May 7, 2012

 

Canada's rapeseed stocks down to four-year low
 

 

Highlighting the tight supplies that have driven nearby rapeseed futures to a whopping premium over new-crop contracts, Canadian stocks of rapeseed dwindled to a four-year low on March 31, according to a Reuters poll of 13 traders and analysts.

 

Rapeseed stocks were 4.7 million tonnes combining commercial and on-farm stocks, traders said on average ahead of Monday's (Apr 30) report by Statistics Canada, down 24% from last year.

 

The Statscan report on March 31 stocks often generates lukewarm interest among analysts, but this year it may confirm why rapeseed prices soared to a nearly four-year high last week.

 

"It just tells you the Chinese demand is a lot bigger than what people anticipated," said Don Roberts, an analyst at Canolainsight.com. "We're crushing to beat the band and exporting like crazy."

 

Supplies of other major crops such as wheat, durum, oats and barley were also lower after spring flooding curbed the size of last year's crops, but more modestly than rapeseed.

 

The trade survey pegged all-wheat stocks at 14.9 million tonnes, down 6% from last year, and durum supplies at 2.9 million tonnes, down 5%.

 

Oat stocks slipped an estimated 11% to 1.5 million tonnes, which would be an eight-year low, and barley supplies dropped 10% to 3.2 million tonnes, the poll projected.

 

Demand for rapeseed comes mainly from export and domestic markets for vegetable oil, used in foods like salad dressings and margarine.
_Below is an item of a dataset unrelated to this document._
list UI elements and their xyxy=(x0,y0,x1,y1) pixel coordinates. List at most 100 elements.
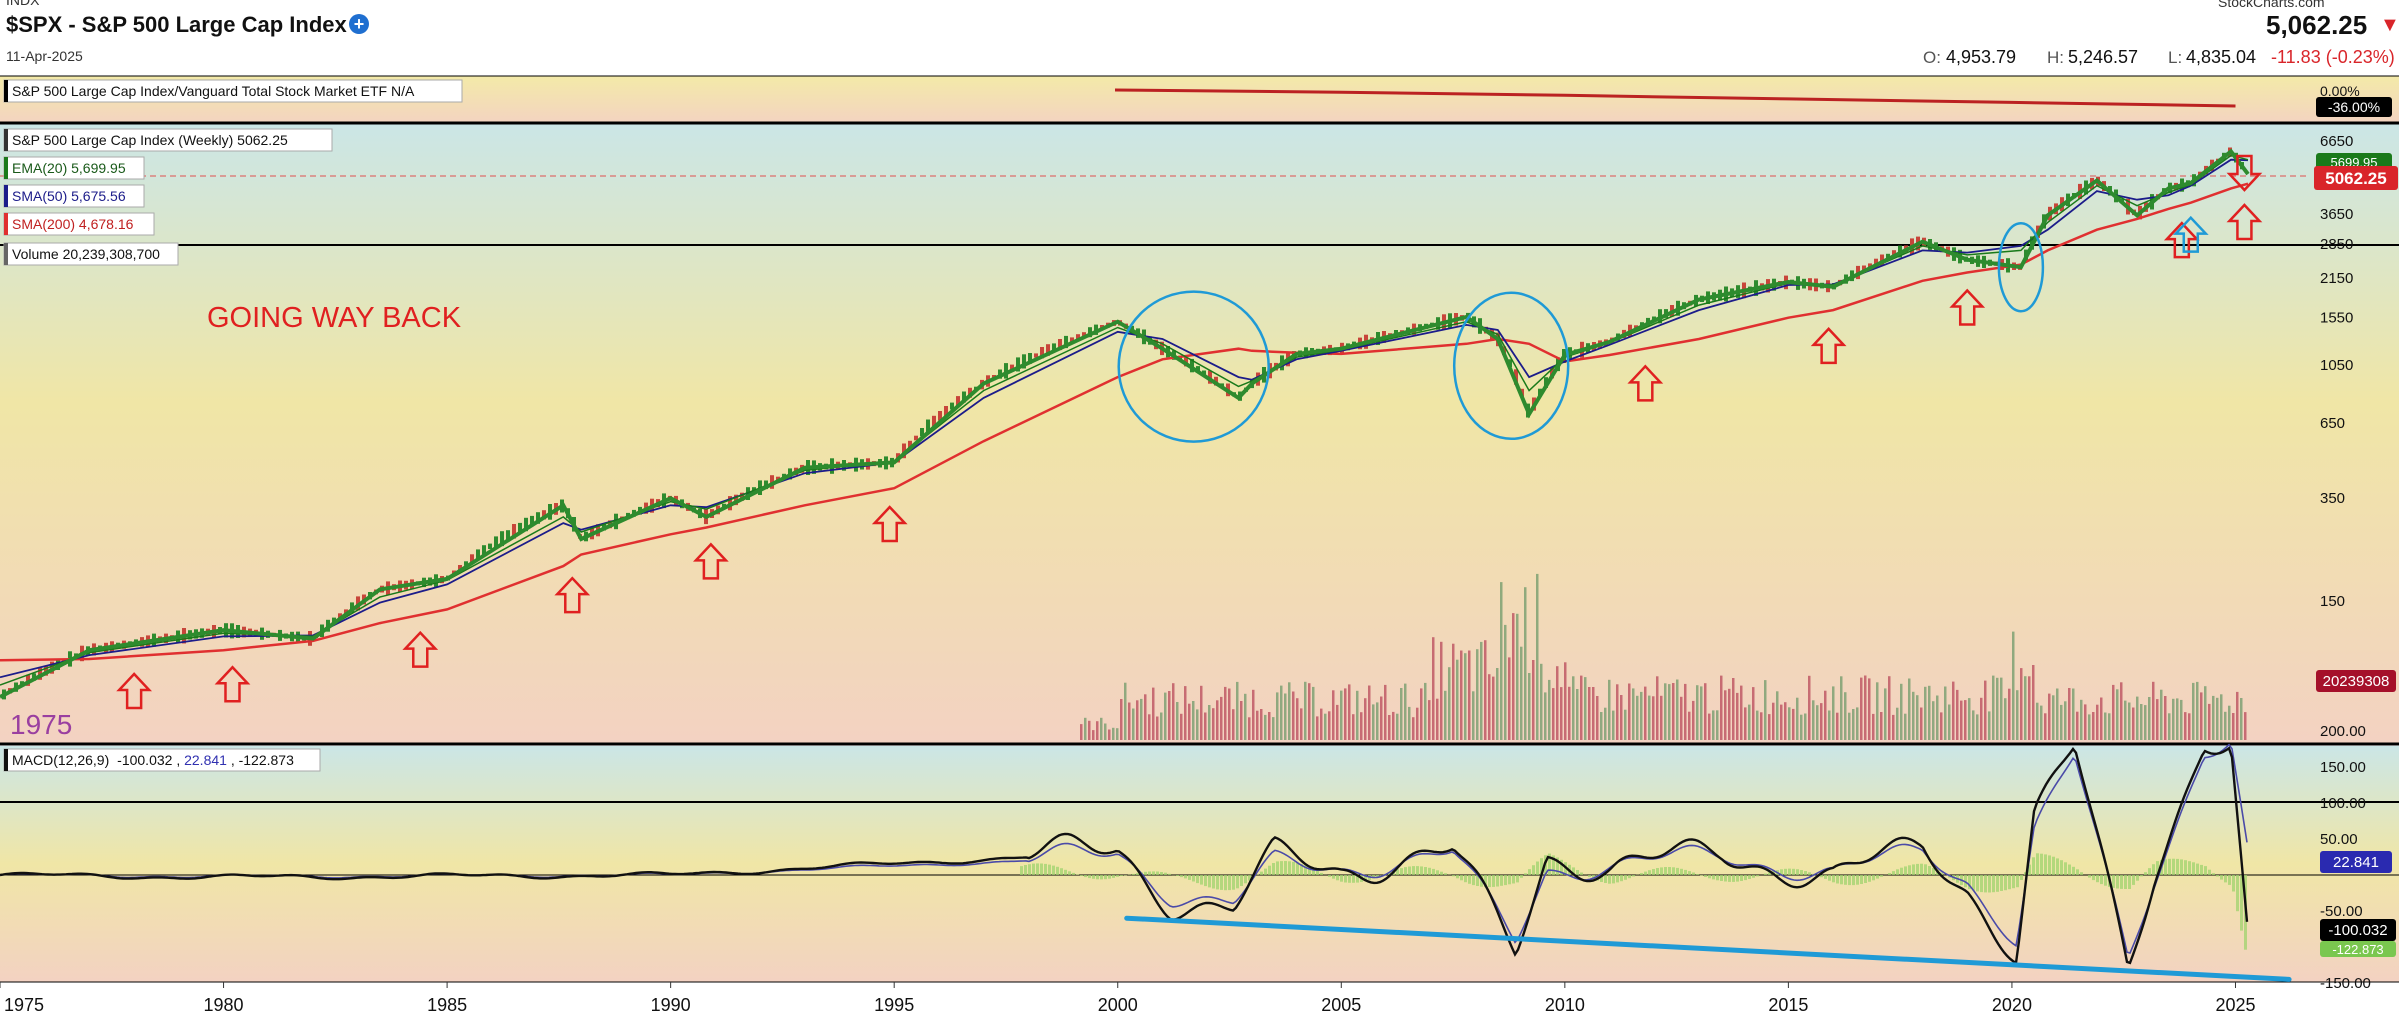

Some of those markets are relying more this year on rapeseed in light of weather-related damage to crops of rapeseed in Europe and soy in South America.

 

Canadian rapeseed oil exports and domestic crushing volumes are both on a brisk pace in the current 2011-12 crop marketing year, which will leave thin supplies by the end of the crop year July 31, analysts said.

 

"With the pace of demand we've had, we'll basically run out of rapeseed," said Jonathon Driedger, analyst at FarmLink Marketing Solutions.

 

The front-month ICE Canada rapeseed futures contract soared to a nearly four-year high last week on a continuous chart, while old-crop July traded at a US$59 premium over the new-crop November contract to mark the highest since October 2010.

 

Farmers are expected to respond strongly to high prices by planting a record-large acreage of as many as 22 million acres.